1 CUP RAW ORGANIC ALMONDS (SOAK FOR 12 HOURS)
3 CUPS FILTERED WATER
A PINCH OF HIMALAYAN OR CELTIC SEA SALT
1 VANILLA BEAN (SOAK FOR 12 HOURS)
3 PITTED MEDJOOL DATES (SOAK FOR 12 HOURS)
1 TABLESPOON COCONUT OIL
DIRECTIONS
- Place almonds in a glass or ceramic bowl and fill with filtered water. It should cover over the almonds by roughly 2 inches above the almonds. Add a dash of Himalayan or Celtic sea salt and the vanilla bean. Cover with a cheesecloth or other breathable cloth material and soak at room temperature for 12 hours.
- Soak the Medjool dates in a separate small glass or ceramic bowl and cover with a paper towel or other breathable cloth at room temperature for 12 hours.
- Pour almonds into a strainer, do not keep the water! Rinse the almonds in the strainer thoroughly.
- Pour the almonds into your blender. Add the water and salt.
- Blend on high for 45-60 seconds.
- Pour the mix into your nut bag over your clean empty bowl. I’ve heard a stocking can work as well but I’ve never tried using one myself (let me know if you do by commenting on this post!) You can get a nutbag at most health food stores or online.

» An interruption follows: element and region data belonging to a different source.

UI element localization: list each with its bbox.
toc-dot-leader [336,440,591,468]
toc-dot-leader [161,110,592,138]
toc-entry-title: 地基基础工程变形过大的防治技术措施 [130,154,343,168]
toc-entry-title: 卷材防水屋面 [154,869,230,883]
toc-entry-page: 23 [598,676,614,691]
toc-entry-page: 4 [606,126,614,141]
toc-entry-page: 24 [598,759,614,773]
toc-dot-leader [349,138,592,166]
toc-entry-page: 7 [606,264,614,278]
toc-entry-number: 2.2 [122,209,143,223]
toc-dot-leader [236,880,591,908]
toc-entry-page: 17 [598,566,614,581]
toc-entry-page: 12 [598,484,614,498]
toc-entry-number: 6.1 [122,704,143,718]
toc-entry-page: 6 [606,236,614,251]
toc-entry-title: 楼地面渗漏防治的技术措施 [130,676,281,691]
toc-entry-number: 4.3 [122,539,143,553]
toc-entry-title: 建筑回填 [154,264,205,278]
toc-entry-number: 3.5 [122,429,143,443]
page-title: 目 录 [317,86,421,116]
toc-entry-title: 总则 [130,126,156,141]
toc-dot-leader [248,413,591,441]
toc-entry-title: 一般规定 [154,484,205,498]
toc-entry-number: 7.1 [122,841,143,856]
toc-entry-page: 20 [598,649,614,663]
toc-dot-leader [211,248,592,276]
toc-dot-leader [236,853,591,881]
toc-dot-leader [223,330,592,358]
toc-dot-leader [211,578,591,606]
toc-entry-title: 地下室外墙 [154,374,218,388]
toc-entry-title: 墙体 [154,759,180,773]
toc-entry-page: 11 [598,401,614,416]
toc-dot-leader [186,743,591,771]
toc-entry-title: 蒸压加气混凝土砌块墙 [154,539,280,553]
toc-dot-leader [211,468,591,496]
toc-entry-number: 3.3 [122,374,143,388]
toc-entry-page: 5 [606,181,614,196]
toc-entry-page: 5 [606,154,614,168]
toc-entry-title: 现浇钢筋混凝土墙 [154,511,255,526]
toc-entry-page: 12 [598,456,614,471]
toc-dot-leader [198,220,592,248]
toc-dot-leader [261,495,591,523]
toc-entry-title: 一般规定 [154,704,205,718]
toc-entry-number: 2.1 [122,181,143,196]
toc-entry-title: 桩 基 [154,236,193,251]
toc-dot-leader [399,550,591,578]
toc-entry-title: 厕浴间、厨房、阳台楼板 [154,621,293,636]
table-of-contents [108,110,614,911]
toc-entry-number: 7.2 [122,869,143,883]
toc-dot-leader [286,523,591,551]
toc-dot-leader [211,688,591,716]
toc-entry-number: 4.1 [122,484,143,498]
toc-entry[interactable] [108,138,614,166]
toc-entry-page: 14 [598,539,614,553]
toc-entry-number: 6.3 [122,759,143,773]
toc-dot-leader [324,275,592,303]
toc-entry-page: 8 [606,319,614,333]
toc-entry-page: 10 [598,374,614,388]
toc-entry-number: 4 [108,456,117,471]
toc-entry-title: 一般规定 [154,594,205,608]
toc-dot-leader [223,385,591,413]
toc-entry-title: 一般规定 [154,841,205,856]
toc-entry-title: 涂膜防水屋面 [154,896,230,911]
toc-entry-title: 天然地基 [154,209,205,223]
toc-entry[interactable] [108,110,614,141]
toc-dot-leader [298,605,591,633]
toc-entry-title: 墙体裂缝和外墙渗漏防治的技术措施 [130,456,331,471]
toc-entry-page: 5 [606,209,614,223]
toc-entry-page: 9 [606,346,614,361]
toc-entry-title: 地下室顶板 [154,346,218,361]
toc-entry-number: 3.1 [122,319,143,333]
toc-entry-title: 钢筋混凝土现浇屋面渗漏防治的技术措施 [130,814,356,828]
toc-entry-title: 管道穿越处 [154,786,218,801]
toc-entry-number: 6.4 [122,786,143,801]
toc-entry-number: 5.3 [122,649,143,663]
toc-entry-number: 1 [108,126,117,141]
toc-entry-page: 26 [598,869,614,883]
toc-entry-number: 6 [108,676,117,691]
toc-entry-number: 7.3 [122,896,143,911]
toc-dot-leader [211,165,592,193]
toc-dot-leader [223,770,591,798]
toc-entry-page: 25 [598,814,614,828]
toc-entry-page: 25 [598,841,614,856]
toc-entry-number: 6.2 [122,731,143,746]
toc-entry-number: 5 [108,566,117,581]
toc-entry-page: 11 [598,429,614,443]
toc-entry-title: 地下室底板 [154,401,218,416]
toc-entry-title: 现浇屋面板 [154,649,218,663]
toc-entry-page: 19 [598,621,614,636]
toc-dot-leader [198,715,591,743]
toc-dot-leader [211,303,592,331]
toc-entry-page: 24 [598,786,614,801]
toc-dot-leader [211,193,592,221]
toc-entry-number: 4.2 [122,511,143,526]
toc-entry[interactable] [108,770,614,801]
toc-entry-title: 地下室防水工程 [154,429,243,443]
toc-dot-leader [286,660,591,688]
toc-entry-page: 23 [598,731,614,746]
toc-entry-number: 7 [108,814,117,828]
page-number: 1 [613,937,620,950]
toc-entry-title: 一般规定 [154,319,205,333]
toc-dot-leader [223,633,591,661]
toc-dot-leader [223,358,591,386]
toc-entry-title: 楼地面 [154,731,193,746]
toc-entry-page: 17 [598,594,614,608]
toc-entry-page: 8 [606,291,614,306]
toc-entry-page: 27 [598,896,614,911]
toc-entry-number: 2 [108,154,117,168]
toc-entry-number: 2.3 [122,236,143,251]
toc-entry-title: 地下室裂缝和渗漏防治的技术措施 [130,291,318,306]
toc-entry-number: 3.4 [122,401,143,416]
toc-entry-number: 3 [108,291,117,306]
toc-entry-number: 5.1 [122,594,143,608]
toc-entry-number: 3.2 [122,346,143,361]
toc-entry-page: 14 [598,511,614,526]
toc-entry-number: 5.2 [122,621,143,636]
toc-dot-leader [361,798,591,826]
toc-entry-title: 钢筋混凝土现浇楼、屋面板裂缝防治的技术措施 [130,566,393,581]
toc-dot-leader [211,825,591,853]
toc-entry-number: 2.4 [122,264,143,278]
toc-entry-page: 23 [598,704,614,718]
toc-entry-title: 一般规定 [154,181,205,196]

Squeeze out the milk into the bowl. You can keep the almond meal for future recipes but it’s no longer needed for this recipe.
- Pour the almond milk back into the blender and add the vanilla bean, Medjool dates and coconut oil. Blend on high for 45 seconds to 1 minute.
- Pour into a sealed preferably glass bottle and keep in the fridge.